Какой странный обновлённый шум обволакивает объятый болью мозг, и словно бьёт стальным набатом в звенящую пустоту головы каждое слово, каждый шорох, каждый скрип расшатанного паркета под чьей-то ногой…
— Так каким же он будет в итоге, уважаемый Магистер? С квадратной головой, усами — щупальцами, с плоским носом и тремя руками? Или останется таким же? Без всяких изменений, и на вид у него не появится ничего новенького? Сейчас он достаточно красив, этого нельзя отрицать…
— Вас, профессор Пыжиков, интересует, изменится ли человек будущего внешне, не правда ли? Изменится, обещаю вам. А вы, профессор Чижиков чего так ненатурально пыжитесь? Спрашивайте меня обо всём, не бойтесь вопросов. Сегодня день консилиума! Я вас созвал для чего? Как я понял, вы ничему этому не верите? Даже представленному здесь опытному экспонату. Извольте поверить и мне, и этому экспонату! У него уже изменён мозг, а внешне он обязательно изменится! Развяжите мне только руки! Это будет уже завтра и лучше намного. А если долгим способом эволюции, то для этого не нужно вмешивать генную инженерию. Человек станет более худосочным, с длинными конечностями рук и ног, и более коротким позвоночником, с вытянутым черепом и маленьким ртом, с мелкими зубами и крошечным ртом, с одним большим глазам, шестью пальцами на руках и четырьмя на ногах. Его кожа покроется наростами, шипами и бородавками…
— Он превратится в лягушку? — истеричный женский крик прервал речь мужчины в черном костюме. — Я… я этого не желаю… Вы…вы…провоцируете меня отказаться… от этой красоты уже сейчас?
Улыбнувшись лучезарно, мужчина продолжает, обращаясь к худой даме в пенсне и строгом костюме:
— Ну что вы дорогая, этого вас как минимум ни сегодня, ни тем более, завтра, не коснётся. Если вы, конечно, не станете целенаправленно вдыхать ядовитые газы продуктов распада наших богатейших на химические элементы помоек…Всё это долгая эволюция, повторяю! Но распад этот идёт, и он запущен в действие самим человеком. Сколько этих ядов накопится в земле, если бы вы знали? Полиэтиленовые пакеты как белые флаги уже сейчас приветственно машут нам с любого куста в поле.
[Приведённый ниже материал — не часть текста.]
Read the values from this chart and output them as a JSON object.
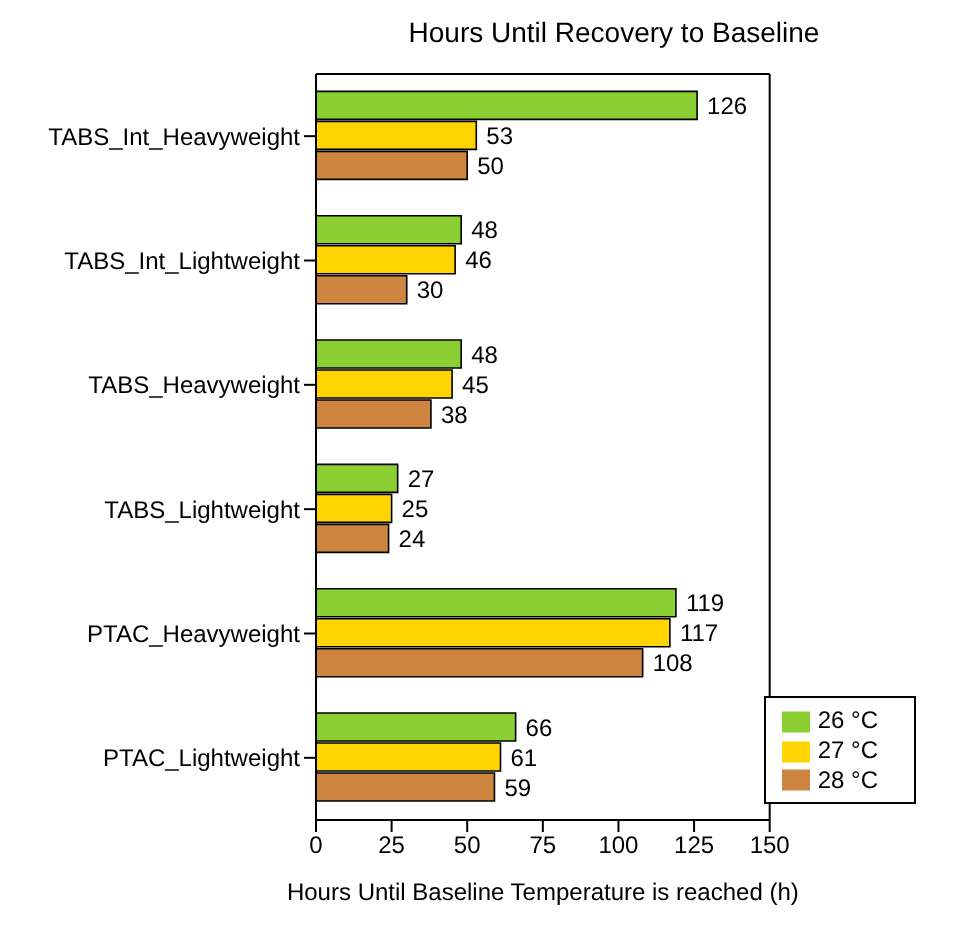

Загаженные лесопосадки по дорогам, тот — же бытовой мусор, нетленные продукты неутомимой жизнедеятельности человека — всё это не делает чести никому, тем более человеку разумному. И это накладывает на нас печать, как на равнодушных, ленивых, тупых и косноязычных. Вы забыли, что земля живая. Она терпит нас из милости. Но так не может продолжаться бесконечно. Химия, моя дорогая, химия уничтожит человека, а не я… Даже разлившаяся в море нефть принесёт горя больше, чем мой изощрённый ум. Чистота нужна, чистота во всём! А в соблюдении элементарных правил чистоты замешаны все мы с вами… Слабые и такие обычные люди, от которых зависит многое, если не всё, и в тоже время НИ-ЧЕ-ГО!
Итак, я сказал, что помыслы мои чисты, как этот лист ватмана. Смотрите схему. Вот человек нового типа. Именно я создам этот тип человека, не подверженного изменениям внешне. Пусть изменится его мозг, его мышление. Он станет сердобольнее, правдивее и справедливее. Он будет прислушиваться к советам Высшего Разума, а не чихать на все те предосторожности, от которых сам он и зависит. Я работаю в лабораториях горы Ос "дённо и нощно", и лишь для его же блага. Но мне нужно большее! А для того, что-бы развязать руки, мне нужны ваши подписи. Больше ничего! Остальное, моё дело, уважаемые коллеги! Итак, наступает последняя попытка Возрождения, и новый вид человека, что предстал перед вами, я возношу на ваш суд и на олимп славы человечества…
Итак, пусть будет славен последний путь потомка человека… И плодотворен!
Слава, слава…слава…
Как смешна эта высокопарная речь. Смешна и нелепа! Как и тот визгливый женский голос, что возмущался насчёт лягушачьей кожи. А сейчас женщина требует освободить человека, вывести его из сна и заставить показать налицо свои успехи… Какие успехи могут быть у трупа? Он труп! Он уже умер! Без сомнения умер. И человек в черном элегантном костюме это прекрасно знает и понимает. Но он блефует и оттого гнёт свою линию. Зачем? Ради Марины?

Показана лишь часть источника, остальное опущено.